Covering Twickenham and Whitton, Richmond Primary Care Home has a large population in a busy London borough. Its vision has been to work with front line staff to help identify the needs of the frail and elderly across Twickenham and Whitton and to work with multidisciplinary teams to strengthen best practice, identify gaps and introduce innovation.
It has brought together different workforces to care better for the frail and elderly, and listened to its local community, leading to frontline signposting training and engaging local college students in a mentorship training programme at a local care home.
How things are changing
Richmond held a series of learning workshops with multidisciplinary teams and spoke to all the practices, community pharmacies, community providers and therapists gathering best practice, areas for improvement and gaps in provision. These confirmed that carers were a vital part of health and social care and they needed better links into the health care system to both primary and community care. With an estimated 25 per cent of GP appointments not needing a GP, the PCH delivered level one signposting training to receptionists and pharmacy counter assistants to assess the type of help needed for people to stay well and maintain independence. This is being evaluated to help shape future training.
The PCH has launched a nursing home carer mentor scheme after raising awareness to health and social care students at Richmond College of Further Education about careers in the health and care sector and improve their prospects. Under the carer mentor scheme, students received an induction and then attended the nursing home once a week for six weeks working alongside staff for a full working day. Each student was allocated a mentor and they were able to gain experience of what the job entailed.

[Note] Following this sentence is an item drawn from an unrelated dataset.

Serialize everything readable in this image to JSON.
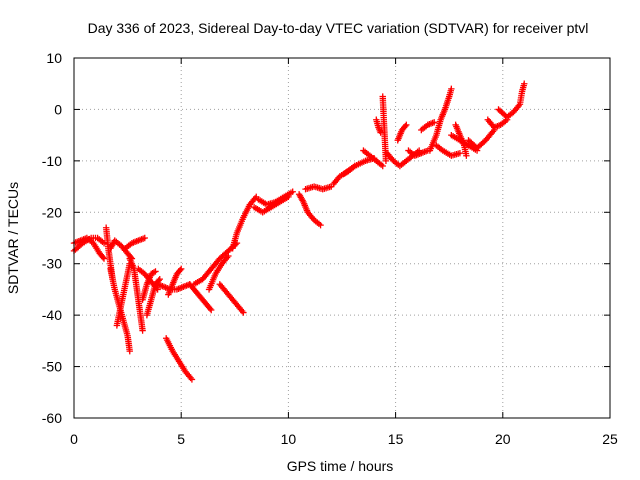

There are plans to roll out an emergency transfer scheme (‘red bag’) aimed at supporting accurate assessment and transfer to hospital from care homes. The “red bag” keeps important information about a care home resident’s health, including existing conditions and medication, in one place, easily accessible for ambulance and hospital staff. This means that ambulance and hospital staff can determine the treatment they need more effectively. This clearly identifies a patient as being a care home resident which means it may be possible for the patient to be discharged sooner.
Lessons learnt included that engaging and listening to front line staff and supporting them will increase the sustainability of this programme.
Eleven practices, Hounslow and Richmond Community Healthcare, Richmond Clinical Commissioning Group, independent care homes, Richmond GP Alliance and the Richmond Local Pharmacy Committee, voluntary organisations.